If you can’t see me, I can’t see you

Graphic by Ana Bilokin

Some personal thoughts on human decency, opportunity and being present

Coming up on my third year in university, everything is an opportunity. When I see a familiar face in my classes, I like to reach out. If we’ve had several classes together, at this point I assume we’re interested in the same things. So naturally, let’s talk about that.

I see university as a starting point. A place where you set the foundation for the rest of your life. So many opportunities come our way here, and there are so many ways to be involved and do something.

That being said, I’ve found myself struggling with opportunity recently. I’m constantly looking for more, even though I am incredibly busy. I like to be busy. There is so much I want to do, and I feel like the time is now. In essence, the time is always “now.” I just need to feel present in my current projects and pursue those to the best of my ability instead of fantasizing about studying in New Zealand or Eastern Europe, volunteering up North or in the Caribbean, taking art classes in Italy. To combat this, I find myself trying to make connections with people that, frankly, might not amount to anything in the long run.

I suppose I can’t assume people have the same outlook as I do. While I’m in university, I’m also trying to make lasting friendships or simple connections with my peers, or at least practice common human decency. Nod or smile, grab opportunities when they come my way. In university, everyone’s caught up in their own opportunities, their own “now.” I try my best to be mindful about this. I know I am probably not alone in my escapist fantasies, and the solution to this is not forcing friendships.

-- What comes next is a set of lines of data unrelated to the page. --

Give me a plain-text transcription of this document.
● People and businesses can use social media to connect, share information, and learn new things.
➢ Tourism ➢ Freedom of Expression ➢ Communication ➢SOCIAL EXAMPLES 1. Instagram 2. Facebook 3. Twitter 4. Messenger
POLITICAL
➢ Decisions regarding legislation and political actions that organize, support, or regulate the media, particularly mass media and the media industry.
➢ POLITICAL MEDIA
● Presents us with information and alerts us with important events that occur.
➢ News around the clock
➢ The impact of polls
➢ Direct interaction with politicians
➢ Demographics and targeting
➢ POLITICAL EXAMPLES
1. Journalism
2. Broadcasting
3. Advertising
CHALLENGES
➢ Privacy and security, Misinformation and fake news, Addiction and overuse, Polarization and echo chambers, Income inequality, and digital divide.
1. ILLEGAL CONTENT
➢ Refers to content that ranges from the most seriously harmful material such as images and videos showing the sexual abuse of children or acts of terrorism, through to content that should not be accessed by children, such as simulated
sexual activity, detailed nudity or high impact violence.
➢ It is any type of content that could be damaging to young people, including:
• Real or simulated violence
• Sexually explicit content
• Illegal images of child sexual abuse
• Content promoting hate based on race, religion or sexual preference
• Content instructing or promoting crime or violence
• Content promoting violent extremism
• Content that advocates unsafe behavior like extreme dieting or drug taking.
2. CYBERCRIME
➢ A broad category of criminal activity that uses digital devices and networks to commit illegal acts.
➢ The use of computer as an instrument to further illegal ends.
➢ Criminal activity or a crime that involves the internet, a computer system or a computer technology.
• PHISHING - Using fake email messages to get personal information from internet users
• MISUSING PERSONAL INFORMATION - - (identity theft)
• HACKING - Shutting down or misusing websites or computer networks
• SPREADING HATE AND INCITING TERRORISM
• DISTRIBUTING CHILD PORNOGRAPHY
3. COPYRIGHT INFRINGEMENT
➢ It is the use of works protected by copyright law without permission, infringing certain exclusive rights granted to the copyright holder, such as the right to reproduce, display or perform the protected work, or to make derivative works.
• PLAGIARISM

But maybe you’re studying something that you aren’t really set on pursuing, maybe you really just want to do your work and get your degree so you can move on. Maybe you aren’t concerned with being a decent person and acknowledging familiar faces. Or, maybe you just don’t feel like talking. At this point, I don’t feel like talking either. But I do. I talk a lot.

At this point, we’re all in the same boat, right? Why not stand together? Solidarity in decency. But I’ve realized it’s harder to be decent than I thought. It’s easier to stay comfortable and not take those steps that could very well change your life, even if it is in the smallest way possible, like smiling at a stranger.

Last week, while walking up Guy St. from the TD Bank on Ste-Catherine St., I saw something I never expected to see in my life. Out of respect for the person, I won’t describe what it was I saw, but I’ll just say this person obviously needed help. I did notice, but because I was walking quickly, it only really hit me when I was in the metro. I didn’t put it together sooner. But what could I have done?

I could have smiled and asked this person if they needed assistance, if I could get something for them at the store that would help, call someone for them. All I can do now is hope that someone else did what I failed to do.

I was rushed, concerned with getting home to the comfort of my own bed. I, like those I have criticised, couldn’t bother to reach out; I couldn’t be bothered to even nod or smile. My point is, it’s hard to be decent and I need to stop putting pressure on myself and judging people for not aligning with my reality. After all, we’re all just doing our best.